Pope Francis Defies Trump, Pushes World Leaders to Battle Climate Change
Pope Francis urged world leaders to push for the Paris Climate Change Pact, a plea that defies U.S. President-elect Donald Trump's call to end the battle of the U.S. against climate change.
"Never before has there been such a clear need for science to be at the service of a new global ecological equilibrium," the pope said in a speech before the Vatican's academy of sciences.
The pontiff encouraged scientists, including physicist Stephen Hawking, to "develop a cultural model which can face the crisis of climatic change and its social consequences" and safeguard the future of the planet.
"It is worth noting that international politics has reacted weakly -- albeit with some praiseworthy exceptions -- regarding the concrete will to seek the common good and universal goods, and the ease with which well-founded scientific opinion about the state of our planet is disregarded," the pope said.
He added that there is a need for "a normative system that includes inviolable limits and ensures the protection of ecosystems, before the new forms of power deriving from the techno-economic model causes irreversible harm not only to the environment but also to our societies, to democracy, to justice and freedom."

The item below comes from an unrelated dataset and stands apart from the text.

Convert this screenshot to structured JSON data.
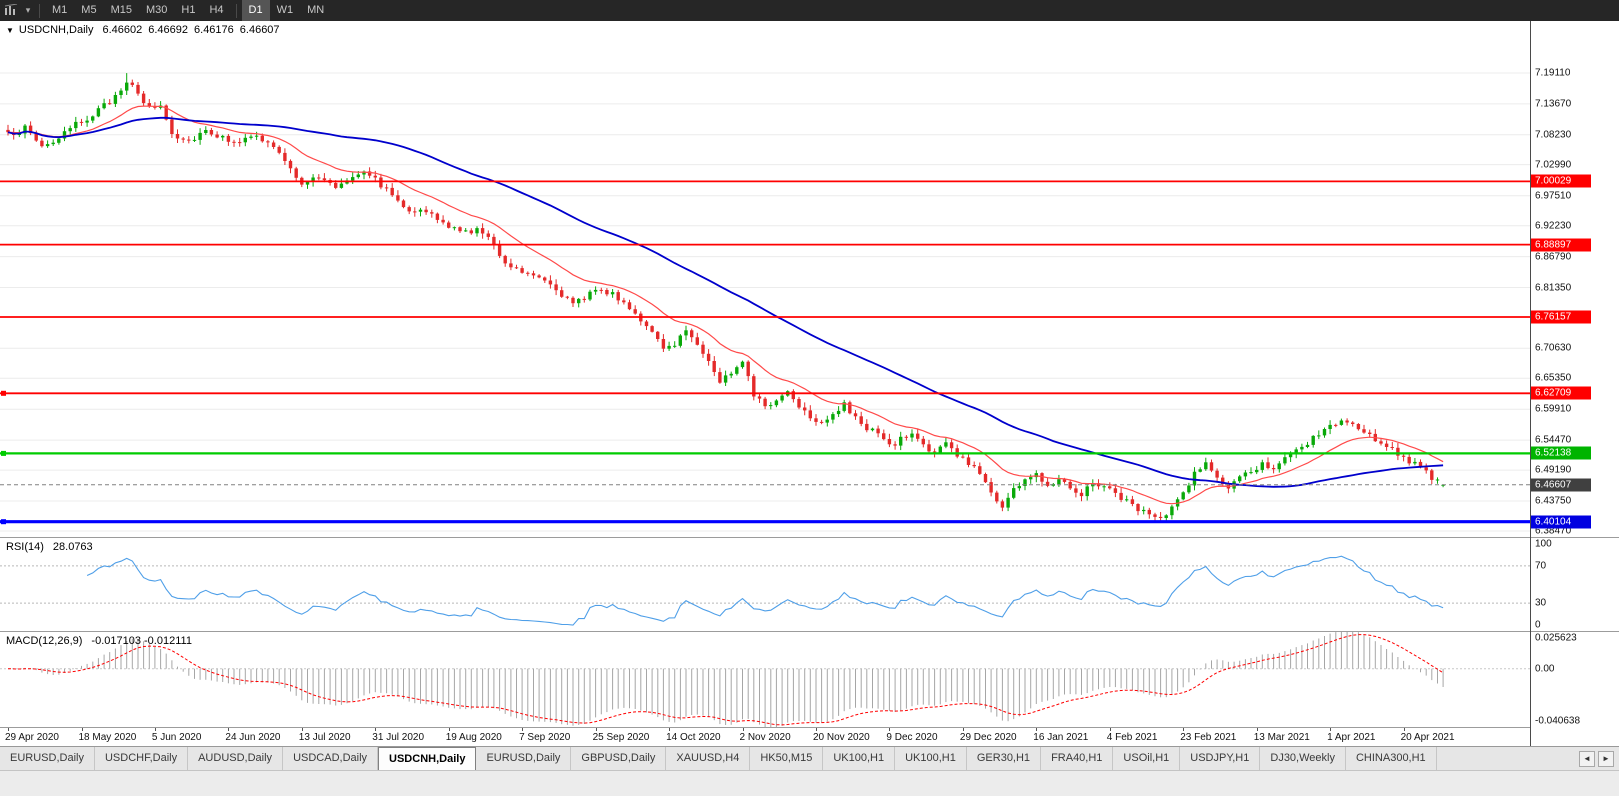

During his campaign, Trump called "global warming an expensive hoax" while promising to cancel any participation from the U.S. in the international climate accord signed by President Barack Obama last December.
In a report from New York Times, Trump said he will keep "an open mind" about the relationship between human activity and climate change. However, Reuters reported just days after that Trump still believes climate change to be "a bunch of bunk."
This was the strongest speech of pope since his encyclical last year to the world's 1.2 billion Roman Catholics, in which he called for the "urgent challenge to protect our common home" and pushed world leaders to hear "the cry of the earth."